Dalia Stasevska © BBC/Chris Christodoulou

Finally, a simply stunning performance of Tchaikovsky’s evergreen favourite fantasy overture, Romeo and Juliet. It is worth hearing the BBC Radio 3 interview with Stasevska just for her enthusiasm about not only the passion, but the violence of the piece (she refers to a climactic moment with two trumpets against what she calls a ‘heavy metal riff in the background’); she sees it as a prototype to Stravinsky’s Le sacre du printemps. Her grasp of the score is total, and it is clear she can transfer that knowledge to an orchestra. Rarely have I heard the BBC SO on fire in this way, the opening chorale chords balanced perfectly, like a Russian chant, dark, carrying the weight of the ages on their backs. Beautiful, vocally shaped string phrases contrasted with passages with real bite; somehow, Stasevska managed to get the rawness of the syncopations across, and clarify textures, even in the Royal Albert Hall bathroom. That ‘heavy metal’ passage was certainly visceral (if slightly smudged by a trumpet split); and Stasevska even manages to sneak in the odd string portamento.

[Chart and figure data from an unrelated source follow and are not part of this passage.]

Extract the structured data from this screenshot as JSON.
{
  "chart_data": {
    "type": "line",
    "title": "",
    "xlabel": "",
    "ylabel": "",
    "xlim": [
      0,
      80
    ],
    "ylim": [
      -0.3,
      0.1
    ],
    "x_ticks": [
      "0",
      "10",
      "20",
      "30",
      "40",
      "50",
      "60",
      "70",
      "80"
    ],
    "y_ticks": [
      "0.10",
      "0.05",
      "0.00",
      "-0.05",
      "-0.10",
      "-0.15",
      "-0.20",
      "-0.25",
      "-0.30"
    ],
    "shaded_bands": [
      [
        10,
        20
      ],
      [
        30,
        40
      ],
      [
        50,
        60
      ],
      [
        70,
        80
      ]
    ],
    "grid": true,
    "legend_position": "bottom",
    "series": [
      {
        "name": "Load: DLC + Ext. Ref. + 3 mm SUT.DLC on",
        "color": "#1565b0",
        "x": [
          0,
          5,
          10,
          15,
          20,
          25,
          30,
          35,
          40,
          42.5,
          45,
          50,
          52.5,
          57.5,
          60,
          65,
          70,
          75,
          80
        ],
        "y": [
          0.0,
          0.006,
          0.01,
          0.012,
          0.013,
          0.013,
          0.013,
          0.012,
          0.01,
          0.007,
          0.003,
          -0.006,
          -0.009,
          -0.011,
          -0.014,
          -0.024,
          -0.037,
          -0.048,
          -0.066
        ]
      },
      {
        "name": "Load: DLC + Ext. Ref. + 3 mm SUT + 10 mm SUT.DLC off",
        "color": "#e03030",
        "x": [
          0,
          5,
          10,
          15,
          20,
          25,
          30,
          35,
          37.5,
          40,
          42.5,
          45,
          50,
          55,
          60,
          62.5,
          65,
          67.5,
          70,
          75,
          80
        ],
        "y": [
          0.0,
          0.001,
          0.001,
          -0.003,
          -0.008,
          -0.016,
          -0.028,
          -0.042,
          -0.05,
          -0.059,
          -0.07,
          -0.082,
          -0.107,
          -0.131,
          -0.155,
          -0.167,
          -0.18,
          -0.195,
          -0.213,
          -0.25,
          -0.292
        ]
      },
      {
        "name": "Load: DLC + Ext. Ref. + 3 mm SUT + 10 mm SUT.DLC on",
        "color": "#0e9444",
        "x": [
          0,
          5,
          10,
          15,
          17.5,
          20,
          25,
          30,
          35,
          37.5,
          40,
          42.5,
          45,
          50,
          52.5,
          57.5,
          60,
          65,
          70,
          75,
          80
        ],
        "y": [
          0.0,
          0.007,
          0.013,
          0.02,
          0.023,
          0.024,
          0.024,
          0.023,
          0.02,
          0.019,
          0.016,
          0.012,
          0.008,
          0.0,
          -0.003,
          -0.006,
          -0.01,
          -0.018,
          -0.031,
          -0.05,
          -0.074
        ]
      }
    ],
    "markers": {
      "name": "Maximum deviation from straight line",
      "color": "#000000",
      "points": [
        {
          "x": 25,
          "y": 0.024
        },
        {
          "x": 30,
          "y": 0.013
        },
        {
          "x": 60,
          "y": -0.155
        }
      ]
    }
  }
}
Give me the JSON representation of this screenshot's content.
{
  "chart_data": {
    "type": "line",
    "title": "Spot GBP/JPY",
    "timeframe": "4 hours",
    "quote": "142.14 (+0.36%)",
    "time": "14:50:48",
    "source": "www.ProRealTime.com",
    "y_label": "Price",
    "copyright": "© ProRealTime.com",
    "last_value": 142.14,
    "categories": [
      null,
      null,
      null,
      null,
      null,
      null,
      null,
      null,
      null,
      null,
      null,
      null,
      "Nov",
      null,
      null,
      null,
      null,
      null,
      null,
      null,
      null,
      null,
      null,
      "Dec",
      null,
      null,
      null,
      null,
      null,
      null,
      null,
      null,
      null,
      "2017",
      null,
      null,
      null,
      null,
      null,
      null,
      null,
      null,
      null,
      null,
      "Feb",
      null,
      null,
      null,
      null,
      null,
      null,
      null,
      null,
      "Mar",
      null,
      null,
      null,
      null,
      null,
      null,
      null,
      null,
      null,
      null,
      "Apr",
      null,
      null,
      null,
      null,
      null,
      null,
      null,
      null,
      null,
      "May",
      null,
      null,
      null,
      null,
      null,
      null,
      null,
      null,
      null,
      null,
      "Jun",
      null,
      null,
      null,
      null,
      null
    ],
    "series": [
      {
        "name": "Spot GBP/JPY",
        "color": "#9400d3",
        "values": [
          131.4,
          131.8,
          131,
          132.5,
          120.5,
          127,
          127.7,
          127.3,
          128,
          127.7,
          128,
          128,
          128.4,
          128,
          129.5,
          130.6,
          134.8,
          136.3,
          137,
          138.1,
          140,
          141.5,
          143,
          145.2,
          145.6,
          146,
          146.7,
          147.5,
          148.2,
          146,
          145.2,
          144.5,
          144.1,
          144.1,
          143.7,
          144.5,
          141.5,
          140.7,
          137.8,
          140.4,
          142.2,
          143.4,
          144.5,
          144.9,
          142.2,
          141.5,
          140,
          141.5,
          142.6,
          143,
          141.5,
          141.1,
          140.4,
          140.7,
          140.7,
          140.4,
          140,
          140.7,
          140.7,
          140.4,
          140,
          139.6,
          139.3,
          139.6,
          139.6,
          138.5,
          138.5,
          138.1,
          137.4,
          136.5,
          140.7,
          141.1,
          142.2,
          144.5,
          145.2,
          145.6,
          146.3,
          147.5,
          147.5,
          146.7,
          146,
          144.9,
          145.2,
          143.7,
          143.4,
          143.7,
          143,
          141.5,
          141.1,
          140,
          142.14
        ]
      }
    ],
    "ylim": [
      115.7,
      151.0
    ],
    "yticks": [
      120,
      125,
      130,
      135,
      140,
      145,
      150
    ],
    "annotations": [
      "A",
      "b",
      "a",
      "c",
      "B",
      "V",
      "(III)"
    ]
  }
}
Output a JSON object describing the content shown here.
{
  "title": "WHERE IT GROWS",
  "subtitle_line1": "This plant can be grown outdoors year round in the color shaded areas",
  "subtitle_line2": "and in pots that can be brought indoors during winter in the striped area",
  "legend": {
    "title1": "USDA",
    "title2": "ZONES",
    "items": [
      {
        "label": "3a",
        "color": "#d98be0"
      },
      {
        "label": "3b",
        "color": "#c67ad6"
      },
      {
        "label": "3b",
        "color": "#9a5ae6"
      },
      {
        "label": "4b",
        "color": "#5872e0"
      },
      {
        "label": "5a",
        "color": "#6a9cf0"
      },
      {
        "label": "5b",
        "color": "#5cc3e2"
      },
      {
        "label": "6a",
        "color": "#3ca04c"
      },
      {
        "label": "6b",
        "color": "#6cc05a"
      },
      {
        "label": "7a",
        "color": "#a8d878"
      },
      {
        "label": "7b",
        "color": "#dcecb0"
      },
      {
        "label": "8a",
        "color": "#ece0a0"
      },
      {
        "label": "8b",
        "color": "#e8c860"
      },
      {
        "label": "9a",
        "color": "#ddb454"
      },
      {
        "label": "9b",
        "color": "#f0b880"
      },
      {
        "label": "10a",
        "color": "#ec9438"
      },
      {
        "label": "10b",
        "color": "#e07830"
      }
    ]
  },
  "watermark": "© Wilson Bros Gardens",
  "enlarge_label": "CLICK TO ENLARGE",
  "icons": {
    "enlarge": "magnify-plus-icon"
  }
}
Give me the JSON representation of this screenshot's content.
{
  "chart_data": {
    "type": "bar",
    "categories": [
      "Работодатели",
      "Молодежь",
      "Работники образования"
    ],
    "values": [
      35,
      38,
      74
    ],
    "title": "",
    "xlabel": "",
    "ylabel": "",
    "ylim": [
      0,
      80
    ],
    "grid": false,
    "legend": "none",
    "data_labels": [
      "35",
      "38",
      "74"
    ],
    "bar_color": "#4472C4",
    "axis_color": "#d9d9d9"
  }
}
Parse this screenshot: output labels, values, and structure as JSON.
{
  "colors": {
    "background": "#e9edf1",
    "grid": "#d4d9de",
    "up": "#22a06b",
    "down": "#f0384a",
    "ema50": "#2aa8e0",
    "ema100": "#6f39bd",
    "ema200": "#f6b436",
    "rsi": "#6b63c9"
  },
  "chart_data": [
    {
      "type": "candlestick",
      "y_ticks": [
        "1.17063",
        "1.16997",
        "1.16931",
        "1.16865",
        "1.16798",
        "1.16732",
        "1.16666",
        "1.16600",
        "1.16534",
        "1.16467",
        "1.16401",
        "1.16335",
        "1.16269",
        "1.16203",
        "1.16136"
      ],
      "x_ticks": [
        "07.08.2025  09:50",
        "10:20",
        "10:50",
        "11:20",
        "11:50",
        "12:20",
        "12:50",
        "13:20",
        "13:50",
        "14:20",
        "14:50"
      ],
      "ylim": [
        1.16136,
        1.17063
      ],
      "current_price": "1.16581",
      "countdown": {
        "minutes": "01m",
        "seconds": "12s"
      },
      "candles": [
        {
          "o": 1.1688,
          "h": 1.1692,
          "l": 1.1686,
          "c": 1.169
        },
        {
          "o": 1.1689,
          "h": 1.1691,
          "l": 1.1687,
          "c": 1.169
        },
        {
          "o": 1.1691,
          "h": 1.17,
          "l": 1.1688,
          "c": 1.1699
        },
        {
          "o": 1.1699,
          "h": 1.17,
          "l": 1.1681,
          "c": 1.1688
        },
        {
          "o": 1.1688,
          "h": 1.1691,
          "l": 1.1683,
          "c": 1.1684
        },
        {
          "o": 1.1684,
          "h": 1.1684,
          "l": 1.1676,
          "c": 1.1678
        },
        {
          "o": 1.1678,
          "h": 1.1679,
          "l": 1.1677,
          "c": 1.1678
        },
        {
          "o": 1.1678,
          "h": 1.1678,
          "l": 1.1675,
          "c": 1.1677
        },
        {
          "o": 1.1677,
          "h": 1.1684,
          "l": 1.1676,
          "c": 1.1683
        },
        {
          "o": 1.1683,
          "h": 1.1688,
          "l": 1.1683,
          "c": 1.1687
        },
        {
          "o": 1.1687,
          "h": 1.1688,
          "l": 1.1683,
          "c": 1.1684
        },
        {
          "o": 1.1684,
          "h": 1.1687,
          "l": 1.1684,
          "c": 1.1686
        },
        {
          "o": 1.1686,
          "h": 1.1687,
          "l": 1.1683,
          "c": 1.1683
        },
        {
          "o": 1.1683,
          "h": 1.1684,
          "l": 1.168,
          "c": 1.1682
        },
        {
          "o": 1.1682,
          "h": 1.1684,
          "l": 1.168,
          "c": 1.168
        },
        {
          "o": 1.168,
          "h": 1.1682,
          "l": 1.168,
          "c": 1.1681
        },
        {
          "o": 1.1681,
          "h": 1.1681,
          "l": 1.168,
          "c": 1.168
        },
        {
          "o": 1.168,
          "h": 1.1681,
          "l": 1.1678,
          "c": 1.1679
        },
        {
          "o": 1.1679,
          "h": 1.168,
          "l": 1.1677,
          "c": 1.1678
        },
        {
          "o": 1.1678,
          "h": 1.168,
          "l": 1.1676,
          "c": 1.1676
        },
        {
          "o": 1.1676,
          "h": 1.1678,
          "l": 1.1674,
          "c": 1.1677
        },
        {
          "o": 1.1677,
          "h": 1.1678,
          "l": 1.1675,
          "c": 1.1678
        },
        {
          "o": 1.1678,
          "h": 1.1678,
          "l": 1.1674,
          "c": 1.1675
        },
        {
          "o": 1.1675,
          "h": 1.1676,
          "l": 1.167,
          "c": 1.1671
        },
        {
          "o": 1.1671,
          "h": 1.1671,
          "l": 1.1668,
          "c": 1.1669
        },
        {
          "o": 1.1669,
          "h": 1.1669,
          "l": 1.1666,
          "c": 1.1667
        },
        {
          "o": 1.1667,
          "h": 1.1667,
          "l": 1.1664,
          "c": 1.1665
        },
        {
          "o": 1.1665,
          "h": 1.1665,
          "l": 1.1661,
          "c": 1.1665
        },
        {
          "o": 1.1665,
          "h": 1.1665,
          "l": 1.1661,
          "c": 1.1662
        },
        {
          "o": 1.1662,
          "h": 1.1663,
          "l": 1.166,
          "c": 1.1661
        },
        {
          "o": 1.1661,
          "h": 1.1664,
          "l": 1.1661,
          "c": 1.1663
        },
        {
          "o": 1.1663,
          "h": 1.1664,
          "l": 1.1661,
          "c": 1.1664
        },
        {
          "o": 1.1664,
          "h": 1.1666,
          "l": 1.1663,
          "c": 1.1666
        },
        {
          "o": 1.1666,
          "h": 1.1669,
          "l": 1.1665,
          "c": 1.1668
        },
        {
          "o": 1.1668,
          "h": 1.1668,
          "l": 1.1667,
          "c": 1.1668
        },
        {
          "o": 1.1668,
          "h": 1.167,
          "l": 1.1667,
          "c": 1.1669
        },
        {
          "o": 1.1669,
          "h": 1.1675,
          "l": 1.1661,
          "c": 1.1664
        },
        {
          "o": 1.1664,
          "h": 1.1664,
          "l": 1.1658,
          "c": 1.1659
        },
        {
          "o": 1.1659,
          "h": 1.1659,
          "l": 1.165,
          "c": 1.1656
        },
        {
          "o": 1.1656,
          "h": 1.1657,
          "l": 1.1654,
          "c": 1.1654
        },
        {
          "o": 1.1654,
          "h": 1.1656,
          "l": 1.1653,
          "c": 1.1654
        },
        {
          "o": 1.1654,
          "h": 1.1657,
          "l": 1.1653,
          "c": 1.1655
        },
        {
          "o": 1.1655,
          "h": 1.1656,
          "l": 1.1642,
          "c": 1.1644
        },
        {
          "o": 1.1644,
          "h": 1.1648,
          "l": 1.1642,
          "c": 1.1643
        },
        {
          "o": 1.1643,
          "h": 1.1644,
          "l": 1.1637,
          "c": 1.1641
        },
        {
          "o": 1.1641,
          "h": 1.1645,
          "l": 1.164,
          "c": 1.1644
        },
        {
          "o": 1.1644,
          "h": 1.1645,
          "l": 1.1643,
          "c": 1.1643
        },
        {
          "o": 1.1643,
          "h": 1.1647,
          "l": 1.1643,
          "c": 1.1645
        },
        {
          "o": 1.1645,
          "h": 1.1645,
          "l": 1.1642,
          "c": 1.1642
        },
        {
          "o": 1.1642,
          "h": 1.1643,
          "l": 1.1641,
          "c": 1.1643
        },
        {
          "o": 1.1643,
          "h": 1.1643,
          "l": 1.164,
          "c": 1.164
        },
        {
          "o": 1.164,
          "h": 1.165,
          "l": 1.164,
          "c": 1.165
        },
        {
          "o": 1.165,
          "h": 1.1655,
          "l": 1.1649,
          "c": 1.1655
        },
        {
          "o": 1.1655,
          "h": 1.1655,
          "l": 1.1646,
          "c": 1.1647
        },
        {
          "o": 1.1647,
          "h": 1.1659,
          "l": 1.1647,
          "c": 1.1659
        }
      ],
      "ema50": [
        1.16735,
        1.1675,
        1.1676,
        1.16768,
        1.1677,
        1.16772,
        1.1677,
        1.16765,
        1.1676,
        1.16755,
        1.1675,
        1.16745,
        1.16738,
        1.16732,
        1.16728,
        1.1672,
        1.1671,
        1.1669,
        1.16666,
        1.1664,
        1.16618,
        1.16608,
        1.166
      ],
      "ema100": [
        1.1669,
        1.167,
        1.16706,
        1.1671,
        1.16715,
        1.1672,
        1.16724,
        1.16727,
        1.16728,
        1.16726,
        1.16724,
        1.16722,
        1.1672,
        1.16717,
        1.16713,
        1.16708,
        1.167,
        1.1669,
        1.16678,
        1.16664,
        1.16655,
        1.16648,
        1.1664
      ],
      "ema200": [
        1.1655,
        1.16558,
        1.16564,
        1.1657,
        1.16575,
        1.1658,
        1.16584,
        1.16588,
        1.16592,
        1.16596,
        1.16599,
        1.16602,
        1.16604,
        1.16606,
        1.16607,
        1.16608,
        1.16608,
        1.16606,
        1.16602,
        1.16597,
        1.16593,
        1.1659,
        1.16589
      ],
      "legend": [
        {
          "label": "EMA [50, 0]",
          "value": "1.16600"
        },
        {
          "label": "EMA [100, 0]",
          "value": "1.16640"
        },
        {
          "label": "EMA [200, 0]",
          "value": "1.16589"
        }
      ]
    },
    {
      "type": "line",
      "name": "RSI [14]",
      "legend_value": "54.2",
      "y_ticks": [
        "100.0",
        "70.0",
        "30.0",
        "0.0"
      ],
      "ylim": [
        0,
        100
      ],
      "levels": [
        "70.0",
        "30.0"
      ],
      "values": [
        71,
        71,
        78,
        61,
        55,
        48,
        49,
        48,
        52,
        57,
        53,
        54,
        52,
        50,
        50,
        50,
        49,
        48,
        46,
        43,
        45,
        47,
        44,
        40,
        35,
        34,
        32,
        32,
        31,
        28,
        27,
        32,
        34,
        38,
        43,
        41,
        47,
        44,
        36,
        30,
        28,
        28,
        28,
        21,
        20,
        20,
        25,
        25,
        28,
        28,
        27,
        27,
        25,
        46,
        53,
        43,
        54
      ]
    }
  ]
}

This Romeo and Juliet was the ideal combination of discipline and passion: astonishing; while the Icelandic element was what drew me to the Prom – and the Jóhansson at least confirmed my instincts – it is this performance, even above Kozhukhin’s mighty Rachmaninov, that will linger long in the memory. Finnish conductor Dalia Stasevska (a pupil of Leif Segerstam and new Chief Conductor of the Lahti Symphony Orchestra as well as Principal Guest Conductor of the BBC SO) is a major talent. I note she will make her Glyndebourne debut next year, conducting a revival of Sir Peter Hall’s production of Britten’s A Midsummer Night’s Dream. Given the care and understanding Stasevska so clearly lavishes on her scores, that should be something to treasure.